A little further away, a young motorcycle delivery man for pre-cooked meals agrees with him.
“Everyone has returned to a normal life. They stay with family, with friends, go out to have fun or travel. They smile again,” explains Liang Feicheng. “We are no longer worried and restless like then,” says this delivery man, who wore glasses and a mask to protect himself from the icy cold.
The confinement in January 2020, announced in the middle of the night and applied a few hours later, took the inhabitants of this Chinese metropolis by surprise. Airports and train stations, as well as road connections, were closed.
Wuhan was cut off from the world for 76 days, with its inhabitants locked in their homes and hospitals overwhelmed by the arrival of the sick.
But the chaos of three years ago is now a thing of the past.
“The House of Hope”
In front of a store where the AFP photographed a corpse lying on the sidewalk, they opened a school whose name seems to be a nod to the overcoming of that critical period: “La Casa de la Esperanza”.
The Huanan seafood market, which was suspected to be the epicenter of the epidemic, closed in 2020. Large blue barriers continue to protect that place, in front of which was a police vehicle, according to AFP.

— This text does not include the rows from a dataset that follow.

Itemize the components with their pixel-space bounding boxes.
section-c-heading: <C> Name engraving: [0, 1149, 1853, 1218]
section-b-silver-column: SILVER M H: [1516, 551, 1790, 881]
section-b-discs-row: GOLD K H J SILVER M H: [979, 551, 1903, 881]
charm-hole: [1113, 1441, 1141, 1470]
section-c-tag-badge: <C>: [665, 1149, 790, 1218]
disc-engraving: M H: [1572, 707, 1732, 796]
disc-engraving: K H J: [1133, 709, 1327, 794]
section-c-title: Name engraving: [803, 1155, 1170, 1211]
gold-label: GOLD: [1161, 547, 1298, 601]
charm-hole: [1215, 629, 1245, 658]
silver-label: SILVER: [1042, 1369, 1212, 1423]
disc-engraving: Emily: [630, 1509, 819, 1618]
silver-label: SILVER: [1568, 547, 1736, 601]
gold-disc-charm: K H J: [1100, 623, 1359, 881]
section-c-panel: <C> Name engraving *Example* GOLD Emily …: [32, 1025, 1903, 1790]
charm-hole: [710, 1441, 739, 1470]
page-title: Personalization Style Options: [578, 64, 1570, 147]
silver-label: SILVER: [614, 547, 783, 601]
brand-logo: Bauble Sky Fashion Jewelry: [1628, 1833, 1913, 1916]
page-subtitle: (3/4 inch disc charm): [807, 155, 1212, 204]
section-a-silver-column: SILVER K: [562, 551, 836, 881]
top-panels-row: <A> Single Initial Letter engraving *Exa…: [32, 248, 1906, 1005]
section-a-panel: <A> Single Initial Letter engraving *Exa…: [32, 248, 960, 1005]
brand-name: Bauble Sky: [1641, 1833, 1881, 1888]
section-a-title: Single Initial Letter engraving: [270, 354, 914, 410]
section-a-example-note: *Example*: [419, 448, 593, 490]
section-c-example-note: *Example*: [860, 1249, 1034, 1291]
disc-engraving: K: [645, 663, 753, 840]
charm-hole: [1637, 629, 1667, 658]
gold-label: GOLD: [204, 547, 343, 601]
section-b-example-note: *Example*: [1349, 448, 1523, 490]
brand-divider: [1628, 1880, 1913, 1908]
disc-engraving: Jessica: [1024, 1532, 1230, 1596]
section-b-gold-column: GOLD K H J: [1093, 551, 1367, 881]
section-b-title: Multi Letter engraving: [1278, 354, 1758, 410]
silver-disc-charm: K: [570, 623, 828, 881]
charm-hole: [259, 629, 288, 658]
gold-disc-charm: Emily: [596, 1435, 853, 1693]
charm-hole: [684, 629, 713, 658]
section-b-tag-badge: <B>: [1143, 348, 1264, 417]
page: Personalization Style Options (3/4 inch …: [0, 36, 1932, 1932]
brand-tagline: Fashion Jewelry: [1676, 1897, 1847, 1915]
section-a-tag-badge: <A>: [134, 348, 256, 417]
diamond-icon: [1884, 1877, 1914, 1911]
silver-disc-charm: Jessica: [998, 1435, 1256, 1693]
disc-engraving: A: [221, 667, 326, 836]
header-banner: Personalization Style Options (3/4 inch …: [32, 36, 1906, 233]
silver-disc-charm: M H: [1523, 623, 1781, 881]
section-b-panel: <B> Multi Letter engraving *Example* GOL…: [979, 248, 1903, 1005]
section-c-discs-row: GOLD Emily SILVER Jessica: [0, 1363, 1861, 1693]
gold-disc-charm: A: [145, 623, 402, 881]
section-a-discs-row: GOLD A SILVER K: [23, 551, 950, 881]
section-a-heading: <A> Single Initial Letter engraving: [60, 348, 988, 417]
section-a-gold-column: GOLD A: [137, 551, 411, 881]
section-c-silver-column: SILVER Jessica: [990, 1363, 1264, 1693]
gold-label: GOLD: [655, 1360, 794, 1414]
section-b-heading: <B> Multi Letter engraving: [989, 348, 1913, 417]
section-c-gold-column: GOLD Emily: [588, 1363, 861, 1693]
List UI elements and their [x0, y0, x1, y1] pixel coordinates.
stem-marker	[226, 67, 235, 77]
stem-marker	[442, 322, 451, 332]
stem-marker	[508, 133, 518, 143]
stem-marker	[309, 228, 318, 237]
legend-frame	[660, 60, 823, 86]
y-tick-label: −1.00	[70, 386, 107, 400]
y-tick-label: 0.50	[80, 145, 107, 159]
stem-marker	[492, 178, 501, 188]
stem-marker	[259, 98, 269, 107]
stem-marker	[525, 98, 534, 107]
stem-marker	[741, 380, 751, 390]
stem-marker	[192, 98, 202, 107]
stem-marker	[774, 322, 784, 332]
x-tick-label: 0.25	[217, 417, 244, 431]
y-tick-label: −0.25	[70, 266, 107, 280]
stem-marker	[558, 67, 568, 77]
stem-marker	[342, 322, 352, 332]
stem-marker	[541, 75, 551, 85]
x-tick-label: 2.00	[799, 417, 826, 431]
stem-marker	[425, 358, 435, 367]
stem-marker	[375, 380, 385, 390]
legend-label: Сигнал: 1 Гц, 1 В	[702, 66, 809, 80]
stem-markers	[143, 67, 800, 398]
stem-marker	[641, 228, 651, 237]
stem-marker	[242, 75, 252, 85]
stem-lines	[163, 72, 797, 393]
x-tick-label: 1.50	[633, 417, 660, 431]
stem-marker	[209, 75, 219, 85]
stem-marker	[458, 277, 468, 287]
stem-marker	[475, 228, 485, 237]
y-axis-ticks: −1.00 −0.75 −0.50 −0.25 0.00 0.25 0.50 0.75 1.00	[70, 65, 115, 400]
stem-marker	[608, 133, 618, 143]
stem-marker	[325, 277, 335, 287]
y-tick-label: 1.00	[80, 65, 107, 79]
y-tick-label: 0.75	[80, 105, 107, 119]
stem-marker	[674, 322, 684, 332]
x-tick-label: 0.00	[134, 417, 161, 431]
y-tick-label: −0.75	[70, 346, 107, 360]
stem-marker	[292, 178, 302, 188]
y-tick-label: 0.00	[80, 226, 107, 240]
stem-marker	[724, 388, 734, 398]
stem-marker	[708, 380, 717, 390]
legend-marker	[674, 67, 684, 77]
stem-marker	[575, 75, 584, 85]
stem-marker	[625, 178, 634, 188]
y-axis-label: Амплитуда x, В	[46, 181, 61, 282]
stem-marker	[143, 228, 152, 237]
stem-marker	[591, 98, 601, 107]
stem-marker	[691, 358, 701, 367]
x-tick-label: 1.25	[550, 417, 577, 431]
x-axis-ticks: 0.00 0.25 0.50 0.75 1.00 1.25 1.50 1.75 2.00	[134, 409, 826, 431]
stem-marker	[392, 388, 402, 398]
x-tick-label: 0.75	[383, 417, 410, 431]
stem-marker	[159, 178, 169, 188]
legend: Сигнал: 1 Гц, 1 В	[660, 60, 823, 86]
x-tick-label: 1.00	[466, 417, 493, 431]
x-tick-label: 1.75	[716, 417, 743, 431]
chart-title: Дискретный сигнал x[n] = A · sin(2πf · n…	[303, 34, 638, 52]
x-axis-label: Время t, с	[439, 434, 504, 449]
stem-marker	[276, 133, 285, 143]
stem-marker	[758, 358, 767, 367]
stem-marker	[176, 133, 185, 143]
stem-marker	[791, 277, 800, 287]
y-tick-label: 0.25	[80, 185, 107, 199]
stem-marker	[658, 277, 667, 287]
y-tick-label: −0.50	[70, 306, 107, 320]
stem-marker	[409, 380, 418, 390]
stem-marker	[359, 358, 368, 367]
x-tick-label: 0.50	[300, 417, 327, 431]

Despite the return to normality of the inhabitants of Wuhan, as well as in the rest of China, this does not mean that the coronavirus has disappeared from the Asian giant.
About 80% of the population in China contracted covid-19 since the lifting of sanitary restrictions in early December, according to epidemiologist Wu Zunyu, a benchmark in the country in the fight against the virus.
China reported this weekend at least 13,000 new deaths “related to covid-19” between January 13 and 19.
This figure, which only reflects those who died in hospitals, is in addition to the 60,000 deaths since December, previously announced by the authorities.
Undoubtedly, it is a partial balance in a country with 1,400 million inhabitants, in which numerous hospitals and crematoriums were overwhelmed during the past month.